Short Sale Is Sometimes the Best Option
A short sale is when a house is sold for less than the remaining balance on the loan. It affords a homeowner more control than foreclosure. In a short sale, the homeowner is involved in listing the property with a real estate agent and gets to meet the new owners. It's the same as selling any house, except that homeowner's lender has to give their final approval. A short sale can be less damaging to a homeowner's credit score than foreclosure.
To even have a chance at getting our client approved for a short sale we first had to get his foreclosure sale date canceled. In March of 2016, a judge denied our motion to cancel the foreclosure sale date, saying the case was too old and that more proof was needed to show that the short sale was being reviewed, or had been approved.
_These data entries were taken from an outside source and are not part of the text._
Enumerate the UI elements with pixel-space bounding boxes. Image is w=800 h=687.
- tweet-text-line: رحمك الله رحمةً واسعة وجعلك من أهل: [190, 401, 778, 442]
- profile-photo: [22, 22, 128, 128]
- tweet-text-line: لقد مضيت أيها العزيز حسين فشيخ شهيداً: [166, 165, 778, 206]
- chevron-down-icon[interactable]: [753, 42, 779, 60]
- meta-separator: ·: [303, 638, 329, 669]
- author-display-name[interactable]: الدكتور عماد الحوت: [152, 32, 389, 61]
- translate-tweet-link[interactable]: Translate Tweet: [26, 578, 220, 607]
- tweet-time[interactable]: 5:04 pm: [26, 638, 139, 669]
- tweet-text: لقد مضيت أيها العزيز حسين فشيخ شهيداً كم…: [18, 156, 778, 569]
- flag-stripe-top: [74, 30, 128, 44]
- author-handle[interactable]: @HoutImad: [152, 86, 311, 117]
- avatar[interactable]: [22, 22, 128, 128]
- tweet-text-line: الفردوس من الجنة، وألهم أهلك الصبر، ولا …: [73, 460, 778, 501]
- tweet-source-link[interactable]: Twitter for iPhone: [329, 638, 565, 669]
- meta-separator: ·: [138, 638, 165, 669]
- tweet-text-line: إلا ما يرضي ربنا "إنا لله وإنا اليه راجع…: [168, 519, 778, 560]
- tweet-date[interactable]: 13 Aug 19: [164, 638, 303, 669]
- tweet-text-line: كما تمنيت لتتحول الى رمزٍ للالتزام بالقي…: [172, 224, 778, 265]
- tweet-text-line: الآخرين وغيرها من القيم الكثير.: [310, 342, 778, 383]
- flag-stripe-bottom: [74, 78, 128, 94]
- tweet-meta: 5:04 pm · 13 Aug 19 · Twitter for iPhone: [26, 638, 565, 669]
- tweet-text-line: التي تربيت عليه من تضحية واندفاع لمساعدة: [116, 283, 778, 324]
Another way to cancel that sale date was necessary.
Suggestion of Bankruptcy to Stop Foreclosure Sale
The way the foreclosure auction was postponed, was through a tactic called a suggestion of bankruptcy. A homeowner can suggest to the court that they will be filing bankruptcy, which causes an automatic stay on foreclosure proceedings, including a foreclosure sale.
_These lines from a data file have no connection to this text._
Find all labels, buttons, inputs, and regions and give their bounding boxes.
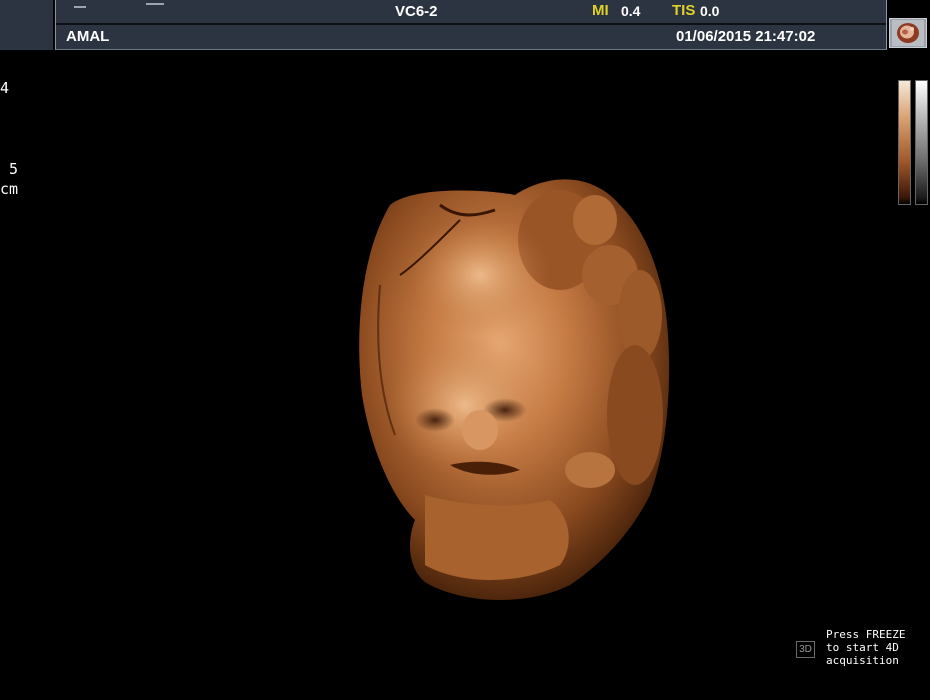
mode-badge-3d: 3D xyxy=(796,641,815,658)
instruction-line: acquisition xyxy=(826,654,899,667)
header-control-mark xyxy=(146,3,164,5)
sepia-colormap-bar xyxy=(898,80,911,205)
depth-unit-label: cm xyxy=(0,180,19,198)
depth-tick-label: 5 xyxy=(9,160,19,178)
acquisition-instruction: Press FREEZE to start 4D acquisition xyxy=(826,628,926,667)
mi-value: 0.4 xyxy=(621,3,641,19)
fetus-thumbnail-icon xyxy=(892,20,924,46)
header-divider xyxy=(56,23,886,25)
depth-tick-label: 4 xyxy=(0,79,10,97)
tis-label: TIS xyxy=(672,2,696,19)
header-left-panel xyxy=(0,0,53,50)
tis-value: 0.0 xyxy=(700,3,720,19)
thumbnail-button[interactable] xyxy=(889,18,927,48)
instruction-line: Press FREEZE xyxy=(826,628,906,641)
header-control-mark xyxy=(74,6,86,8)
probe-name: VC6-2 xyxy=(395,3,438,20)
fetal-3d-render xyxy=(320,165,700,615)
exam-datetime: 01/06/2015 21:47:02 xyxy=(676,28,816,45)
mi-label: MI xyxy=(592,2,609,19)
grayscale-colormap-bar xyxy=(915,80,928,205)
instruction-line: to start 4D xyxy=(826,641,899,654)
fetal-face-render-image xyxy=(359,179,670,600)
patient-name: AMAL xyxy=(66,28,110,45)
header-bar: VC6-2 MI 0.4 TIS 0.0 AMAL 01/06/2015 21:… xyxy=(0,0,930,50)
Mr. Hannah gave consideration to filing bankruptcy, and filed a suggestion of bankruptcy.
It worked, and the sale date was cancled, and the foreclosure proceedings were stayed.
The suggestion of bankruptcy caused Mr. Hannah's file to be moved to a different department in the bank's attorney's office and fall off their radar. That gave our client the opportunity to work on getting a buyer for a short sale. It looked like he was close to having a done deal, but it didn't go through. Sometimes when a buyer is found and a price agreed upon, their financing doesn't work out. So our client remained in his home.
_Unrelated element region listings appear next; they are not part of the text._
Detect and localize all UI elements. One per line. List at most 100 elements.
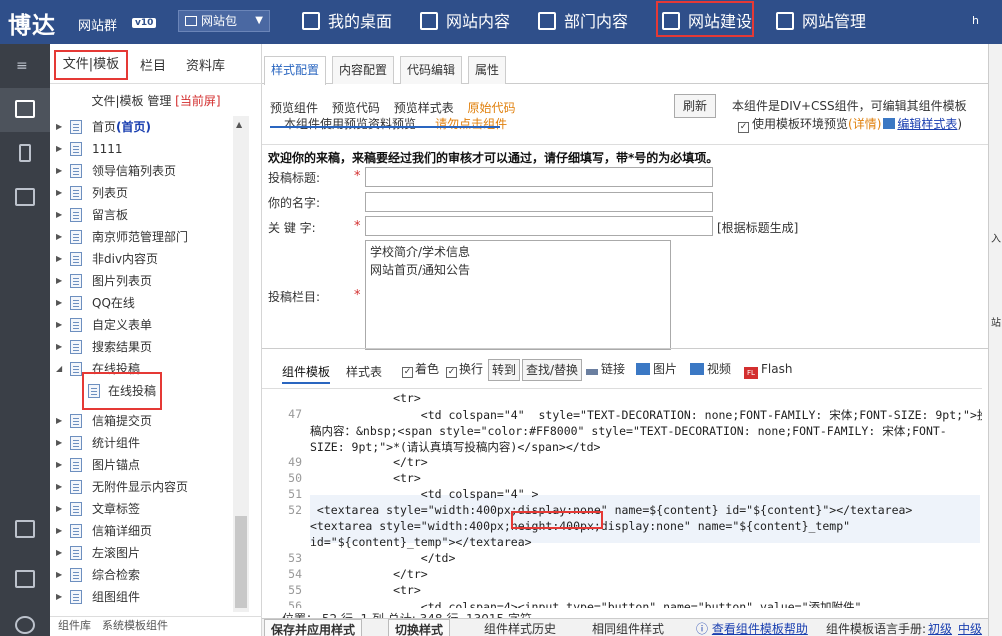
nav-site-content[interactable]: 网站内容 bbox=[420, 0, 510, 44]
tab-style-config[interactable]: 样式配置 bbox=[264, 56, 327, 85]
use-env-checkbox[interactable]: ✓ bbox=[738, 122, 749, 133]
wrap-toggle[interactable]: ✓ 换行 bbox=[446, 359, 483, 381]
switch-style-button[interactable]: 切换样式 bbox=[388, 619, 451, 636]
nav-site-build[interactable]: 网站建设 bbox=[656, 0, 754, 44]
component-library-bar[interactable]: 组件库 系统模板组件 bbox=[50, 616, 262, 636]
insert-flash-button[interactable]: FL Flash bbox=[744, 359, 792, 381]
insert-video-button[interactable]: 视频 bbox=[690, 359, 731, 381]
rail-desktop[interactable] bbox=[0, 88, 50, 132]
code-line[interactable]: 稿内容：&nbsp;<span style="color:#FF8000" st… bbox=[310, 423, 947, 439]
expand-arrow-icon[interactable]: ▶ bbox=[56, 476, 62, 498]
expand-arrow-icon[interactable]: ▶ bbox=[56, 160, 62, 182]
nav-dept-content[interactable]: 部门内容 bbox=[538, 0, 628, 44]
expand-arrow-icon[interactable]: ▶ bbox=[56, 498, 62, 520]
site-package-dropdown[interactable]: 网站包 ▼ bbox=[178, 10, 270, 32]
expand-arrow-icon[interactable]: ▶ bbox=[56, 586, 62, 608]
tab-component-template[interactable]: 组件模板 bbox=[282, 363, 331, 384]
code-line[interactable]: id="${content}_temp"></textarea> bbox=[310, 535, 532, 549]
raw-code-tab[interactable]: 原始代码 bbox=[468, 101, 516, 115]
color-label: 着色 bbox=[415, 362, 440, 376]
code-line[interactable]: <tr> bbox=[310, 391, 421, 405]
code-line[interactable]: <td colspan="4" > bbox=[310, 487, 539, 501]
manual-basic-link[interactable]: 初级 bbox=[928, 619, 952, 636]
help-link[interactable]: ⓘ 查看组件模板帮助 bbox=[696, 619, 808, 636]
expand-arrow-icon[interactable]: ▶ bbox=[56, 410, 62, 432]
preview-code-tab[interactable]: 预览代码 bbox=[332, 101, 380, 115]
menu-toggle[interactable]: ≡ bbox=[0, 44, 50, 88]
expand-arrow-icon[interactable]: ▶ bbox=[56, 204, 62, 226]
tab-code-edit[interactable]: 代码编辑 bbox=[400, 56, 463, 84]
code-line[interactable]: </tr> bbox=[310, 455, 428, 469]
insert-link-button[interactable]: 链接 bbox=[586, 359, 625, 381]
rail-export[interactable] bbox=[0, 558, 50, 602]
expand-arrow-icon[interactable]: ▶ bbox=[56, 292, 62, 314]
scroll-thumb[interactable] bbox=[235, 516, 247, 608]
expand-arrow-icon[interactable]: ▶ bbox=[56, 564, 62, 586]
keywords-input[interactable] bbox=[365, 216, 713, 236]
code-line[interactable]: </tr> bbox=[310, 567, 428, 581]
code-line[interactable]: <td colspan=4><input type="button" name=… bbox=[310, 599, 862, 608]
rail-globe[interactable] bbox=[0, 604, 50, 636]
code-line[interactable]: SIZE: 9pt;">*(请认真填写投稿内容)</span></td> bbox=[310, 439, 600, 455]
export-icon bbox=[15, 570, 35, 588]
tree-scrollbar[interactable]: ▲ bbox=[233, 116, 249, 612]
rail-mobile[interactable] bbox=[0, 132, 50, 176]
refresh-button[interactable]: 刷新 bbox=[674, 94, 716, 118]
expand-arrow-icon[interactable]: ▶ bbox=[56, 182, 62, 204]
wrap-checkbox[interactable]: ✓ bbox=[446, 367, 457, 378]
color-toggle[interactable]: ✓ 着色 bbox=[402, 359, 439, 381]
expand-arrow-icon[interactable]: ▶ bbox=[56, 226, 62, 248]
manual-intermediate-link[interactable]: 中级 bbox=[958, 619, 982, 636]
expand-arrow-icon[interactable]: ▶ bbox=[56, 336, 62, 358]
same-style-button[interactable]: 相同组件样式 bbox=[592, 619, 664, 636]
scroll-up-icon[interactable]: ▲ bbox=[236, 120, 242, 129]
rail-search[interactable] bbox=[0, 508, 50, 552]
title-input[interactable] bbox=[365, 167, 713, 187]
expand-arrow-icon[interactable]: ◢ bbox=[56, 358, 62, 380]
expand-arrow-icon[interactable]: ▶ bbox=[56, 248, 62, 270]
tab-properties[interactable]: 属性 bbox=[468, 56, 507, 84]
nav-my-desktop[interactable]: 我的桌面 bbox=[302, 0, 392, 44]
code-line[interactable]: <tr> bbox=[310, 471, 421, 485]
tree-node-label: 无附件显示内容页 bbox=[92, 480, 189, 494]
rail-tablet[interactable] bbox=[0, 176, 50, 220]
tab-columns[interactable]: 栏目 bbox=[140, 55, 166, 74]
expand-arrow-icon[interactable]: ▶ bbox=[56, 520, 62, 542]
preview-stylesheet-tab[interactable]: 预览样式表 bbox=[394, 101, 454, 115]
list-item[interactable]: 网站首页/通知公告 bbox=[370, 261, 666, 279]
expand-arrow-icon[interactable]: ▶ bbox=[56, 116, 62, 138]
find-replace-button[interactable]: 查找/替换 bbox=[522, 359, 583, 381]
expand-arrow-icon[interactable]: ▶ bbox=[56, 314, 62, 336]
column-list[interactable]: 学校简介/学术信息 网站首页/通知公告 bbox=[365, 240, 671, 350]
code-line[interactable]: </td> bbox=[310, 551, 456, 565]
hamburger-icon: ≡ bbox=[16, 58, 28, 74]
goto-button[interactable]: 转到 bbox=[488, 359, 521, 381]
nav-site-manage[interactable]: 网站管理 bbox=[776, 0, 866, 44]
tab-content-config[interactable]: 内容配置 bbox=[332, 56, 395, 84]
preview-component-tab[interactable]: 预览组件 bbox=[270, 101, 318, 115]
user-menu[interactable]: h bbox=[972, 14, 979, 27]
current-screen-link[interactable]: [当前屏] bbox=[175, 94, 220, 108]
code-editor[interactable]: 47 49 50 51 52 53 54 55 56 <tr> <td colspan="4" … bbox=[262, 388, 982, 608]
expand-arrow-icon[interactable]: ▶ bbox=[56, 542, 62, 564]
insert-image-button[interactable]: 图片 bbox=[636, 359, 677, 381]
name-input[interactable] bbox=[365, 192, 713, 212]
code-line[interactable]: <tr> bbox=[310, 583, 421, 597]
tab-library[interactable]: 资料库 bbox=[186, 55, 225, 74]
list-item[interactable]: 学校简介/学术信息 bbox=[370, 243, 666, 261]
edit-stylesheet-link[interactable]: 编辑样式表 bbox=[897, 117, 957, 131]
color-checkbox[interactable]: ✓ bbox=[402, 367, 413, 378]
code-line[interactable]: <td colspan="4" style="TEXT-DECORATION: … bbox=[310, 407, 982, 423]
expand-arrow-icon[interactable]: ▶ bbox=[56, 432, 62, 454]
right-collapsed-panel[interactable]: 入 站 bbox=[988, 44, 1002, 636]
save-apply-button[interactable]: 保存并应用样式 bbox=[264, 619, 363, 636]
expand-arrow-icon[interactable]: ▶ bbox=[56, 608, 62, 612]
code-line[interactable]: <textarea style="width:400px;display:non… bbox=[310, 503, 912, 517]
tab-stylesheet[interactable]: 样式表 bbox=[346, 363, 382, 380]
tab-files-templates[interactable]: 文件|模板 bbox=[54, 50, 128, 80]
expand-arrow-icon[interactable]: ▶ bbox=[56, 270, 62, 292]
detail-link[interactable]: (详情) bbox=[848, 117, 881, 131]
expand-arrow-icon[interactable]: ▶ bbox=[56, 454, 62, 476]
expand-arrow-icon[interactable]: ▶ bbox=[56, 138, 62, 160]
style-history-button[interactable]: 组件样式历史 bbox=[484, 619, 556, 636]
Foreclosure Sale Rescheduled
Later in 2016 the bank realized Mr. Hannah did not complete his bankrupcty filing, only suggested it, and that the house had never been sold in a foreclosure auction or a short sale. So the bank filed a motion to reset the foreclosure sale date. Their motion was granted and the sale date was reset for 60 days from the time this motion was granted.
Then Mr. Hannah provided proof that another short sale was scheduled to close, so the bank filed a motion to cancel the foreclosure sale the day before it was to take place. The judge granted the motion and adjourned the sale date for 30 days. Yet again, the short sale fell through and our client needed a way to avoid an approaching foreclosure sale.
After all this our client still wasn't ready to give up and let a foreclosure sale happen, so he continued to try to locate a new buyer and complete a short sale.
Emergency Motion To Cancel Sale
Meanwhile, we filed an emergency motion to cancel sale. We went to court with the newest short sale contract and listing agreement and told the judge we needed more time. We asked for 90 days and... got it, which is incredible because our client hadn't paid his mortgage for more than six years! The new sale date is scheduled for June 2017 and Mr. Hannah is trying to wrap up the short sale transaction as of this writing.
There are a million different ways your situation could play out after you stop paying your mortgage. Without experienced counsel on your side, it could end in a way that's most convenient and profitable for your bank, and most inconvenient and unprofitable for you.
Or, it could work out like Mr. Hannah, who, though losing his home, has had the benefit of living in his home without making a mortgage payment for more than six years. The money he's been able to save puts him in the best position for his life after the short sale. The legal process isn't always pretty. Some things come down to the wire, but with qualified professionals on your side you put the odds of getting what you want in your favor.